The researchers reached their conclusion by analyzing risk estimates from hundreds of other studies. Studies linking alcohol to cancer are based on calculations using three types of data: the numbers of people who drink at different levels, the prevalence of various cancers at those various drinking levels, and the number of cancer deaths among people at each level. The American Cancer Society lays out the cancers that have the strongest evidence of an alcohol link, while adding that the precise mechanism for how drinking leads to the disease is not certain. For men, lethal alcohol-caused cancer typically afflicts the mouth, throat, and esophagus, the researchers say. In women, breast cancer is the most common cancer killer linked to alcohol consumption.

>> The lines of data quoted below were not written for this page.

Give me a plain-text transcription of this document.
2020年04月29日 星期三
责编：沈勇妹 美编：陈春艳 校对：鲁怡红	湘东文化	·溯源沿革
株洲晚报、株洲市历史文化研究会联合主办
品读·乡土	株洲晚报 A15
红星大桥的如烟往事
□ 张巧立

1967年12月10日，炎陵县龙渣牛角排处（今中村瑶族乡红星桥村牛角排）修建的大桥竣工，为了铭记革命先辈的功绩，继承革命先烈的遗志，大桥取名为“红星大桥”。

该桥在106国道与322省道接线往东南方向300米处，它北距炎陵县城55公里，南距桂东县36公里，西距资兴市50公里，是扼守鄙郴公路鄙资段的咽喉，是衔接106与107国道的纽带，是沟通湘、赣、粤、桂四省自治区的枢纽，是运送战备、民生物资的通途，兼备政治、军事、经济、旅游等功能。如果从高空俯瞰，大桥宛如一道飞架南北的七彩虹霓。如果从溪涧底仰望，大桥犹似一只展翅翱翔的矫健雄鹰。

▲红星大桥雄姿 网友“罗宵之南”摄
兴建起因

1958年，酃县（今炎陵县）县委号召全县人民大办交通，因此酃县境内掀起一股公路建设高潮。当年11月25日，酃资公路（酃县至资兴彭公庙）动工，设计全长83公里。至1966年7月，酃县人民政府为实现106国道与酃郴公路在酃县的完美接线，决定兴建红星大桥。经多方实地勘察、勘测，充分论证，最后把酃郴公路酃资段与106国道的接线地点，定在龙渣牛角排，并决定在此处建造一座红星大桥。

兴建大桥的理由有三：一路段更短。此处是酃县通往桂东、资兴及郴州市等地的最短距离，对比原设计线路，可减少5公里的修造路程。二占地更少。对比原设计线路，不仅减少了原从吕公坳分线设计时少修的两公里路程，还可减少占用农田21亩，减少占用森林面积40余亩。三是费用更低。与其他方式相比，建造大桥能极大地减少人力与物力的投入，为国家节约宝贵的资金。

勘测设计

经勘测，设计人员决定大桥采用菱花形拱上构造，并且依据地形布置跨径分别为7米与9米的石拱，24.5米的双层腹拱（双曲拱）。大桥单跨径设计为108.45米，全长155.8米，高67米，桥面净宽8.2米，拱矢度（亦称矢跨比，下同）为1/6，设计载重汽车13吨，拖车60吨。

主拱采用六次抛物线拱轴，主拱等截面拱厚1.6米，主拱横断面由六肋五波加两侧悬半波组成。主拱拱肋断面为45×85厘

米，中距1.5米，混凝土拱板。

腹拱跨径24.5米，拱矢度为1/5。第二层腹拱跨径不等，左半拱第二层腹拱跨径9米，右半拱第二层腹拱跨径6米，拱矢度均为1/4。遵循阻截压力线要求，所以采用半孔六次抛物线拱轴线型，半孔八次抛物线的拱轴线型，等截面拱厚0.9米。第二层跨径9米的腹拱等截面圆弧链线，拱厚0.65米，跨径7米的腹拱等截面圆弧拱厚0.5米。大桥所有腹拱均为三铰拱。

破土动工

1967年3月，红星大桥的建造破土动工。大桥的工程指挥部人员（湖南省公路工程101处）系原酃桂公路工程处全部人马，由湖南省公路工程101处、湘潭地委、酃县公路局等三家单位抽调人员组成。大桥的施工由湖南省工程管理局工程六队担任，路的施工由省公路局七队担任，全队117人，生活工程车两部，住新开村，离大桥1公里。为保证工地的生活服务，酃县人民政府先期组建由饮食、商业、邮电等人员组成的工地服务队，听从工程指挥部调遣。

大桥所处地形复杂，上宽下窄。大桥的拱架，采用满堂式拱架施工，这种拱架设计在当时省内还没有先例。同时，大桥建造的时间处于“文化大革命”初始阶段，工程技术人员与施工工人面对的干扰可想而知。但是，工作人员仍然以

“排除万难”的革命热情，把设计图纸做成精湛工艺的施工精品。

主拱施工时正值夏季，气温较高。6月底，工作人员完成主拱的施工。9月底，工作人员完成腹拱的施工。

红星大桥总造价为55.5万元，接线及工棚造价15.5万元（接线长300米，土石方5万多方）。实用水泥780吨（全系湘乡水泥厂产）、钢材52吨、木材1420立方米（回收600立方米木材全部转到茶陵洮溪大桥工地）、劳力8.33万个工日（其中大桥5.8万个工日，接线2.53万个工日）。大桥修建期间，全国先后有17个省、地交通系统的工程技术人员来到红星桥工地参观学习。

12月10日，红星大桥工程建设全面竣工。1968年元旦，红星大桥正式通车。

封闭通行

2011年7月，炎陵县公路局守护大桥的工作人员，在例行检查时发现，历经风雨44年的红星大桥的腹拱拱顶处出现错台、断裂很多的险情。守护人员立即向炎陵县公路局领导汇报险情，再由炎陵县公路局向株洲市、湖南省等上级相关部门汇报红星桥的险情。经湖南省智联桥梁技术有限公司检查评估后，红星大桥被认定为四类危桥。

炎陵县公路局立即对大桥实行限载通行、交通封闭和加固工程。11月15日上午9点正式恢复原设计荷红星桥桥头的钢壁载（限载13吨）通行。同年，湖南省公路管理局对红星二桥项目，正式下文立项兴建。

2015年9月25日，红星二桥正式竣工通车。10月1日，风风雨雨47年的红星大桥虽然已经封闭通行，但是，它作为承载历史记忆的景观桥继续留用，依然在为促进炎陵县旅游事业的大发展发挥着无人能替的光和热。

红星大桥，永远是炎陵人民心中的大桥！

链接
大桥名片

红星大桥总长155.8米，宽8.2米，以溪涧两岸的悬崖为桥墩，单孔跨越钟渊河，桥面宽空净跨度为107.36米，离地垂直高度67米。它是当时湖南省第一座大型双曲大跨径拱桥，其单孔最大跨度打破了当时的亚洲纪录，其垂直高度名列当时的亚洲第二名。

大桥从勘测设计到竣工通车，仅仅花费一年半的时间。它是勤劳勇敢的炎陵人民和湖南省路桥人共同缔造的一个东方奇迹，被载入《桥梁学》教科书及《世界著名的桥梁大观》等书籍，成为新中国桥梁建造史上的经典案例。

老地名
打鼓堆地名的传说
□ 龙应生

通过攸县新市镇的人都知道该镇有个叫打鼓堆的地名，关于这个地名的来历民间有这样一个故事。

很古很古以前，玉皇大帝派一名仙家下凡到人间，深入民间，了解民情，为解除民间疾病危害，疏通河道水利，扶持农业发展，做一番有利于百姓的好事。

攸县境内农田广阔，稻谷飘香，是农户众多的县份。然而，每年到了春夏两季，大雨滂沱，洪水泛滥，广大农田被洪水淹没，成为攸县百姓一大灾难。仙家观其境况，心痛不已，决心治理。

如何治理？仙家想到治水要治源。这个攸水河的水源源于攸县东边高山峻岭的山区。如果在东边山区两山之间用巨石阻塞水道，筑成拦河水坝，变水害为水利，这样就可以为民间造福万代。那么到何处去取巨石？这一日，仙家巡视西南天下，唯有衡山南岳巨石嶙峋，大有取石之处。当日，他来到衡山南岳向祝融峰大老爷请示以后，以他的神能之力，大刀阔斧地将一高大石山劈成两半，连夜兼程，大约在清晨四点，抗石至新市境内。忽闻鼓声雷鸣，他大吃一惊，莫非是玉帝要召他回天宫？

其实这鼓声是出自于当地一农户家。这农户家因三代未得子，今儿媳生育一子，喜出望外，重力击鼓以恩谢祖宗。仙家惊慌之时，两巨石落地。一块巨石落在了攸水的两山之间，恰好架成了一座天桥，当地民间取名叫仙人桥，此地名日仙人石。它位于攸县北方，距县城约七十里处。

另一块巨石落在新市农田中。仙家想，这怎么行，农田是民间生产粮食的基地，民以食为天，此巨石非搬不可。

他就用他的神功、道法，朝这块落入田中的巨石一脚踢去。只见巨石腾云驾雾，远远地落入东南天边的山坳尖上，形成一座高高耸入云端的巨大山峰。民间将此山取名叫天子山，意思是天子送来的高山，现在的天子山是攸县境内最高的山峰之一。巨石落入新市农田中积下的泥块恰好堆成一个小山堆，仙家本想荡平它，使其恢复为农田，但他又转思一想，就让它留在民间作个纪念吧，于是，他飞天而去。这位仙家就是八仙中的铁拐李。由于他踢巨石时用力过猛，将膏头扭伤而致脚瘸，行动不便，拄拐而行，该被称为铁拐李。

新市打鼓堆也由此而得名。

Evidence of excessive drinking’s role in cancer is much greater than that for the role of modest drinking, says Naimi, an alcohol epidemiologist specializing in binge and youth drinking and alcohol policy. The idea that limited drinking causes cancer “should be interpreted with caution,” he says. “I have nothing against alcohol. My background is as a physician, and my interest is in seeing harm from alcohol minimized.”

But some doctors say the findings about moderate drinking need to be taken seriously, and Naimi argues that deaths from alcohol “dwarf any small number of people who may derive benefit from low-dose alcohol.” Among all people who start drinking, he says, 5 to 10 times as many die from it as are benefited by it.

Nor is he convinced by studies showing heart benefits from moderate drinking. For one thing, he says, those studies have never included the accepted standard in scientific research: a randomized, controlled study comparing moderate drinkers with teetotalers. Also, moderate drinkers tend to come from higher on the socioeconomic ladder, a rung where people tend to be healthier. In other words, moderate drinking may be “a reflection of people’s social position and good health.”